Jean et Maurice à la guerre

La débâcle c’est l’histoire de Jean et Maurice à la guerre. On connait déjà Jean (en tout cas si vous suivez. Est-ce que vous suivez ? 🤨), c’est le fils d’Antoine Macquart qu’on a vu dans La fortune des Rougon et dans La conquête de Plassans. Mais il est surtout le protagoniste malheureux du très terre-à-terre La Terre. Bref, après ses déconvenues paysannes, il décide de se réengager dans l’armée. 

On le retrouve donc au début de La débâcle, caporal d’une petite escouade, dont fait partie Maurice. Ils sympathisent malgré leurs différences en s’entre-sauvant la vie. Ils deviennent amis, plus que des amis, des frères. Tout cela va mal finir.

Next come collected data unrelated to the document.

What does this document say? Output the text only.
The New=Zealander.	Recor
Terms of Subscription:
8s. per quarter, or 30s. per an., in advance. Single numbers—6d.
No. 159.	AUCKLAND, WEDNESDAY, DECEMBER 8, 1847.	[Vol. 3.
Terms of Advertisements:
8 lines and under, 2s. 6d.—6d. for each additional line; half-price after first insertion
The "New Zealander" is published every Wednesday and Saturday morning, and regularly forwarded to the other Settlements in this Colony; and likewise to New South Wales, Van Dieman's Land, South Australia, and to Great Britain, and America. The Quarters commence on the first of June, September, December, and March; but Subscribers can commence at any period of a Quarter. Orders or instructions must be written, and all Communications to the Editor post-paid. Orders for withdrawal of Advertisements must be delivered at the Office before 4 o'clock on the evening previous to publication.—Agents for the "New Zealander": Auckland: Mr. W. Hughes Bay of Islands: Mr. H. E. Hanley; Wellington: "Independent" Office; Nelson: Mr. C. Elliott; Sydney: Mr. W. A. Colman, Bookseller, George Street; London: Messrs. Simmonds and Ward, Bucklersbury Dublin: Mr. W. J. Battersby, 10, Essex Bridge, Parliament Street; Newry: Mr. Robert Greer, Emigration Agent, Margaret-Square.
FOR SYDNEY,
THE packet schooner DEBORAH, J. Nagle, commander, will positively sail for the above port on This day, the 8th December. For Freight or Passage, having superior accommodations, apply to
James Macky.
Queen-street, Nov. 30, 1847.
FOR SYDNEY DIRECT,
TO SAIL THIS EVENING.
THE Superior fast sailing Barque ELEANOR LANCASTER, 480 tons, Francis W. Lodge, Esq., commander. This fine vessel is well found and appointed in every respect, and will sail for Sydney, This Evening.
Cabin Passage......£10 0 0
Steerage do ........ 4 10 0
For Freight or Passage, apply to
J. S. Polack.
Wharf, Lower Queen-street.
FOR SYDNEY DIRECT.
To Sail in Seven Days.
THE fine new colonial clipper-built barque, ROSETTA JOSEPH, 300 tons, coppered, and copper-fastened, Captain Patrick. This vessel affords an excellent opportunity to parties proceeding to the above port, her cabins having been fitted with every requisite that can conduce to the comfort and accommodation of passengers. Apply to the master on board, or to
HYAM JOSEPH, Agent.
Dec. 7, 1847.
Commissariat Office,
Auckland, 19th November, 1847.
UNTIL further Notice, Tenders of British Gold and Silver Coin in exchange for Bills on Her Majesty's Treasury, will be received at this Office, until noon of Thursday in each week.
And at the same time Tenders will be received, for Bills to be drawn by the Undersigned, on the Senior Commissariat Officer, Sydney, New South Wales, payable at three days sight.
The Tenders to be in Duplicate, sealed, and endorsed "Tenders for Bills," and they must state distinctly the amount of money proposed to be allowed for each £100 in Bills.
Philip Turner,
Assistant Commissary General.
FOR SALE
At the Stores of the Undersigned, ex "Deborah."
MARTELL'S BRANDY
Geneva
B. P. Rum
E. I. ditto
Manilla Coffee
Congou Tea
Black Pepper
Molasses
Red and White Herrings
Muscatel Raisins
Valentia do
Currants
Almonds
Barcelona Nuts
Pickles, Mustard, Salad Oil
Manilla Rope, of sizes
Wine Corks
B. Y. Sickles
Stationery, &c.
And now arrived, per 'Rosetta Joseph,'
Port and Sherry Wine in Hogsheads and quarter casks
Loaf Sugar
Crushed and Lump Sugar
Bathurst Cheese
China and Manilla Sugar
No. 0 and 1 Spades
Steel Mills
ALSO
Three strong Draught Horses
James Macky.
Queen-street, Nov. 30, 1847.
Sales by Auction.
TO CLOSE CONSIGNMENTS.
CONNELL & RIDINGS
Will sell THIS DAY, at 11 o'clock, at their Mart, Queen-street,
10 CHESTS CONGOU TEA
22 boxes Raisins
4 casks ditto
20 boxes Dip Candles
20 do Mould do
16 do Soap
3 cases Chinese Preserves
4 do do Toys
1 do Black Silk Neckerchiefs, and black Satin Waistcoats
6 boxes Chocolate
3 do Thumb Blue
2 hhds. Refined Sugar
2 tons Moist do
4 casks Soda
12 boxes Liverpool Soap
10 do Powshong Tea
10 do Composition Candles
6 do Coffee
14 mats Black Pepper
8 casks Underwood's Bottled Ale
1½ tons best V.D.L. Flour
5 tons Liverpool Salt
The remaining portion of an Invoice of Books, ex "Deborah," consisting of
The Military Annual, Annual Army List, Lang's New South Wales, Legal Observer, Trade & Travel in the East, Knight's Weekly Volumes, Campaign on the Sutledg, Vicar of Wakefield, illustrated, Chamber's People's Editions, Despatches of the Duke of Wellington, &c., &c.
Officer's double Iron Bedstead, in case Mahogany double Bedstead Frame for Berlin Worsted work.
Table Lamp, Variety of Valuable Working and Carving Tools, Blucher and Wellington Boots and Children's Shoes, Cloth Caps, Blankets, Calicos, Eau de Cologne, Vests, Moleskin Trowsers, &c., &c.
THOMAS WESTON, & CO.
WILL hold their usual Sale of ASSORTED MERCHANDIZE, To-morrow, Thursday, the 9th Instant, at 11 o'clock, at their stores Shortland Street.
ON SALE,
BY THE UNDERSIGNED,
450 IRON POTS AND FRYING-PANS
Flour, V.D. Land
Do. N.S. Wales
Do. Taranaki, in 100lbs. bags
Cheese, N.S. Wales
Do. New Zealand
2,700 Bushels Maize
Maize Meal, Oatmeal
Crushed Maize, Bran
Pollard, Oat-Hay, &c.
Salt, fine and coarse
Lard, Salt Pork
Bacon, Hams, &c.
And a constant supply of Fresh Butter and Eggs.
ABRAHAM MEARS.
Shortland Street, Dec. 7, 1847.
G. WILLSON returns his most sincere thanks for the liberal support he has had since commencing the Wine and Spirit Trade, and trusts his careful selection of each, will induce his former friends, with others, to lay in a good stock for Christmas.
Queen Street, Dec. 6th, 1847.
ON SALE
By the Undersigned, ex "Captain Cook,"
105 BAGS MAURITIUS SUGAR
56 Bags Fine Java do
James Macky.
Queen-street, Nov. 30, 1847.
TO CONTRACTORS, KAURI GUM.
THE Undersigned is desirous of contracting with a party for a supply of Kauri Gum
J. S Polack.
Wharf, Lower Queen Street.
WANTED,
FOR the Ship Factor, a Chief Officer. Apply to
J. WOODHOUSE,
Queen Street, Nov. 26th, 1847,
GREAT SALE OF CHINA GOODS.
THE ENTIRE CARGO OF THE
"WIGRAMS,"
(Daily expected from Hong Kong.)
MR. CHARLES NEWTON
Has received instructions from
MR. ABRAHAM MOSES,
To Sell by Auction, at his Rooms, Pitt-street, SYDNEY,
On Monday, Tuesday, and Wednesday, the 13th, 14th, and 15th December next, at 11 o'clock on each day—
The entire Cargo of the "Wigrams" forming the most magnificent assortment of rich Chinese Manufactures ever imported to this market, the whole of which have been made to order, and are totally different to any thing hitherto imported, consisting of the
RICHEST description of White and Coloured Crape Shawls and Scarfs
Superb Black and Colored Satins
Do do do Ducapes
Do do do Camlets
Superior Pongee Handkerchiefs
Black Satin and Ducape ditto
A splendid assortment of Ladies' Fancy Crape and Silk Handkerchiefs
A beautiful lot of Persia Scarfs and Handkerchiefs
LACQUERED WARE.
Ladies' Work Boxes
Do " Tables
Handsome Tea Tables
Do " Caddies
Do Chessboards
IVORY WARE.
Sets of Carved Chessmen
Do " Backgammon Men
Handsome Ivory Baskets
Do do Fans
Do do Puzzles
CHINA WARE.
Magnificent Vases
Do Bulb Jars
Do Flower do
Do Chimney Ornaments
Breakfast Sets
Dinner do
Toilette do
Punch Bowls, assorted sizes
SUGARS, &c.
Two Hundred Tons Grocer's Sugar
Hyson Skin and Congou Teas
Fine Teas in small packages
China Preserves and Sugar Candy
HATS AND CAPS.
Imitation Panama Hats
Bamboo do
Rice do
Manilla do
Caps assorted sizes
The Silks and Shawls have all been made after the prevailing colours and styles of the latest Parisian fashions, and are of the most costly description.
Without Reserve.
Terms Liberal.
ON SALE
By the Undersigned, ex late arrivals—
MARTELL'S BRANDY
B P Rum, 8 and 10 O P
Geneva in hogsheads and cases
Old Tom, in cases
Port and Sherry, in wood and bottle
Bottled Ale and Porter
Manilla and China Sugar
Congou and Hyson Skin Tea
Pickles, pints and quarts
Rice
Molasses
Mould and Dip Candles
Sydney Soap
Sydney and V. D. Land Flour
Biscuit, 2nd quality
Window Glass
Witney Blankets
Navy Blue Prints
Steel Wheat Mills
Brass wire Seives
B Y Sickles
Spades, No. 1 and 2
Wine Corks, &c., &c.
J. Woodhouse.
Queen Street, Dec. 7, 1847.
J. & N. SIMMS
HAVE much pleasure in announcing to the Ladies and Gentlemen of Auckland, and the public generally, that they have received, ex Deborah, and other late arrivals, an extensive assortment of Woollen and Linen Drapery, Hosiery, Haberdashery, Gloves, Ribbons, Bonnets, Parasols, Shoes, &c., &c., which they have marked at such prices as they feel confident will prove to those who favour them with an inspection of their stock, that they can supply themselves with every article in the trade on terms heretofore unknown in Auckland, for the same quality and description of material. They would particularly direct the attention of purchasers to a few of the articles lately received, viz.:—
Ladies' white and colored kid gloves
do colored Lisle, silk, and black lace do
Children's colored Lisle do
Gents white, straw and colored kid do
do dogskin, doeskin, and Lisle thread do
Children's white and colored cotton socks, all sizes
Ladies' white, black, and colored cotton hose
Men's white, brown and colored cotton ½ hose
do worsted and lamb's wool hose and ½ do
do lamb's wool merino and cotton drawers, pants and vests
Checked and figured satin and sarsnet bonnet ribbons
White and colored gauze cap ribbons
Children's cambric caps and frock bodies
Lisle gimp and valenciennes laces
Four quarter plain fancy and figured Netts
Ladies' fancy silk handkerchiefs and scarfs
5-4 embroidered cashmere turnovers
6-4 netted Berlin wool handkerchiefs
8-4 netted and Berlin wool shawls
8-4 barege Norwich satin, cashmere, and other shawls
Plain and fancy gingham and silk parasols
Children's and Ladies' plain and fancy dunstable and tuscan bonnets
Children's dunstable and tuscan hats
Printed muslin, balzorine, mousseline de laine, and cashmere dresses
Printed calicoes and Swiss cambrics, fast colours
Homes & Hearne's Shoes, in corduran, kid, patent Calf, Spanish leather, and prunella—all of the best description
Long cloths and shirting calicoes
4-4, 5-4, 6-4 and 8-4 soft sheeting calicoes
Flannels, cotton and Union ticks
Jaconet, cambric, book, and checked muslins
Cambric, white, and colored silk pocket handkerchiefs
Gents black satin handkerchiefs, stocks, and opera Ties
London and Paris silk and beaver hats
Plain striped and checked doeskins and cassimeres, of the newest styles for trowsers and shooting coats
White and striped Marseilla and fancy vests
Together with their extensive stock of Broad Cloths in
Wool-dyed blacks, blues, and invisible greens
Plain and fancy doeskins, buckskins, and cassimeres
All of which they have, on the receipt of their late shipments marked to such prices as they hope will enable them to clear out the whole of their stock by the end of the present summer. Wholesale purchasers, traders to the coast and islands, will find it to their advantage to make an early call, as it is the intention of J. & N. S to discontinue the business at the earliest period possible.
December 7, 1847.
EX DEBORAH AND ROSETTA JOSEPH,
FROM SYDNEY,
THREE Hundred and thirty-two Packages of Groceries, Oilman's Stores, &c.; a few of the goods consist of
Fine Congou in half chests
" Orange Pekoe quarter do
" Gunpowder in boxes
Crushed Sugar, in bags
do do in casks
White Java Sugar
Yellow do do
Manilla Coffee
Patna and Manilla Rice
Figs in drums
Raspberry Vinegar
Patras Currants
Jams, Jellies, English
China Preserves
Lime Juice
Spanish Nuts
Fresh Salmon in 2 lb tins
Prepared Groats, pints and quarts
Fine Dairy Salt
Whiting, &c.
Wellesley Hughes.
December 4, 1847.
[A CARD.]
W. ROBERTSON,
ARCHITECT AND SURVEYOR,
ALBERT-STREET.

On est en 1870 et c’est la merde dans les armées de Napoléon. Celui-ci n’est plus que l’ombre de lui-même et ses généraux font n’importe quoi, baladant leurs troupes au travers de l’Alsace et la Lorraine (mais pas en sabots) sans jamais les mener là où elles devraient être, c’est-à-dire en face des très disciplinés Prussiens. Tout cela va mal finir.

A la guerre comme à la guerre

Zola voulait faire un roman qui aurait la guerre comme thématique. Un temps fut envisagé de le construire autour de la Guerre d’Italie. Bien lui a pris de jeter son dévolu sur la guerre de 70, davantage passée à la postérité. Lui-même en a subi les conséquences car il était à Paris au moment du siège ; il s’est exilé à Marseille pendant quelques mois. Puis de retour, il a dû re-fuir parce qu’il a eu des ennuis avec la Commune pendant la brève période où elle a dirigé Paris.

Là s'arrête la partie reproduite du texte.